Audience Question: How did your Real Time Crime Center change or evolve as you find out about major events that are coming to town. Whether it’s NC2A Tournament, the Stanley Cup, a national convention, or even a presidential event? How does your Real Time Crime Center ebb and flow and change staffing, or do you partner with other Real Time Crime Centers in the area to address these evolving live event needs? 

Marcos Hernandez: Scottsdale’s Real Time Crime Center is not fully staffed 24/7 yet. We have weekend coverage until about midnight. However, at any special events, on the weekends, we have a very concentrated popular bar district. So, any special events, any special permits, concerts, whatever. We’ll adjust our schedules to work, maybe 2 or 3 AM, during the weekend during those events. And then last year, Scottsdale had the Phoenix Waste Management Phoenix Open. Then we have the Super Bowl before that we have an auto auction. And so, January and February it was super busy for us in Scottsdale. We reached out to nearby crime senators who are hosting events. We had good relationships with those partners. We were dealing with lots of federal partners, —— was involved, and they created what’s the term they use, workrooms, like chatrooms, for sharing information? I can’t count the number of federal, and state agencies that we were liaisoning with just to cover those three events. So, needless to say, because our center isn’t fully staffed yet. It was about 2 or 3 weeks of, you know, maybe one day off. But, uh, we pulled it through, and we’ve kind of done it without the cooperation of those partners.

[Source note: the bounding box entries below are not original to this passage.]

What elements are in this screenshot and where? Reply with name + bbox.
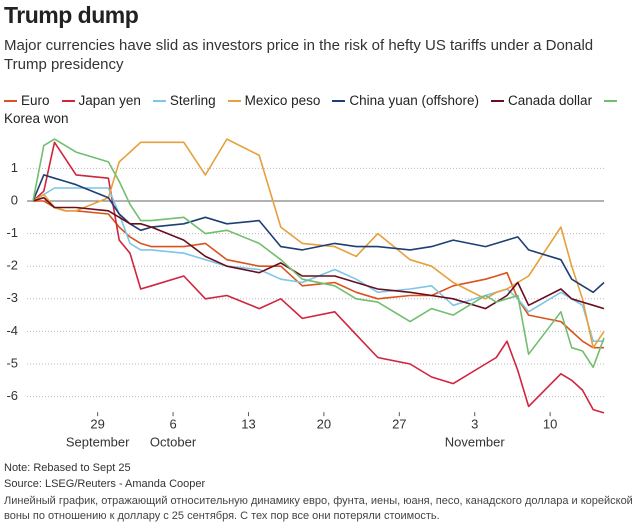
description: Линейный график, отражающий относительну… <box>4 495 633 522</box>
legend-swatch <box>227 100 241 103</box>
legend: Euro Japan yen Sterling Mexico peso China yu… <box>4 92 626 128</box>
chart: -6 -5 -4 -3 -2 -1 0 1 29 6 13 20 27 3 10 September Octob… <box>6 138 605 450</box>
chart-title: Trump dump <box>4 2 139 28</box>
y-tick-label: -1 <box>6 225 18 240</box>
legend-label: Sterling <box>169 93 216 108</box>
x-tick-label: 6 <box>169 417 176 432</box>
x-tick-label: 29 <box>90 417 104 432</box>
y-tick-label: -5 <box>6 355 18 370</box>
legend-swatch <box>152 100 166 103</box>
series-line <box>32 138 605 369</box>
legend-label: Mexico peso <box>244 93 321 108</box>
x-tick-label: 27 <box>392 417 406 432</box>
x-month-label: September <box>66 435 130 450</box>
legend-swatch <box>491 100 504 103</box>
series-line <box>32 141 605 414</box>
x-tick-label: 3 <box>471 417 478 432</box>
legend-item: Mexico peso <box>227 93 321 108</box>
legend-swatch <box>4 100 17 103</box>
series-line <box>32 174 605 294</box>
x-month-label: October <box>150 435 197 450</box>
series-line <box>33 200 604 349</box>
y-tick-label: 1 <box>11 160 18 175</box>
x-tick-label: 10 <box>543 417 557 432</box>
series-line <box>32 138 605 349</box>
legend-label: Canada dollar <box>508 93 593 108</box>
legend-item: China yuan (offshore) <box>332 93 479 108</box>
legend-label: China yuan (offshore) <box>349 93 479 108</box>
y-tick-label: -3 <box>6 290 18 305</box>
note: Note: Rebased to Sept 25 <box>4 462 131 474</box>
legend-item: Euro <box>4 93 50 108</box>
y-tick-label: -6 <box>6 388 18 403</box>
y-tick-label: -2 <box>6 258 18 273</box>
x-tick-label: 20 <box>317 417 331 432</box>
series-line <box>32 187 604 342</box>
legend-label: Japan yen <box>78 93 141 108</box>
legend-item: Canada dollar <box>491 93 592 108</box>
legend-item: Japan yen <box>61 93 141 108</box>
y-tick-label: -4 <box>6 323 18 338</box>
legend-label: Korea won <box>4 111 69 126</box>
legend-item: Korea won <box>4 93 621 126</box>
y-tick-label: 0 <box>11 192 18 207</box>
chart-subtitle: Major currencies have slid as investors … <box>4 37 594 73</box>
legend-label: Euro <box>21 93 50 108</box>
legend-swatch <box>604 100 618 103</box>
x-month-label: November <box>445 435 506 450</box>
legend-swatch <box>332 100 346 103</box>
legend-item: Sterling <box>152 93 216 108</box>
source: Source: LSEG/Reuters - Amanda Cooper <box>4 478 206 490</box>
legend-swatch <box>61 100 75 103</box>
x-tick-label: 13 <box>241 417 255 432</box>
series-line <box>32 196 605 310</box>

Jared Kosina: The beauty of it is, since everything is for the most part, web-based, I can call Emily across the country and be like, “Hey, I have a huge event. I don’t have time. I’m going to send you my camera feeds, can you provide overwatch for me?” We have a force multiplier across the entire country. I can have Marcos, Nikki, and Emily, I’ll be like, “Hey, you each take a section of my event, because I don’t have time to watch it all, let me know if anything happens.” So, you now opened up, basically, a huge force multiplier across the country.

 

Audience Question: How do I become a member of the National Real Time Crime Center Association? 

Nichole North: If you just go onto that website at the beginning nrtcca.org,  There is a membership area, and it’s basically just two steps. There’s a little form you’ll fill out that basically gives us all your info. And then you pay $25, and you are all set.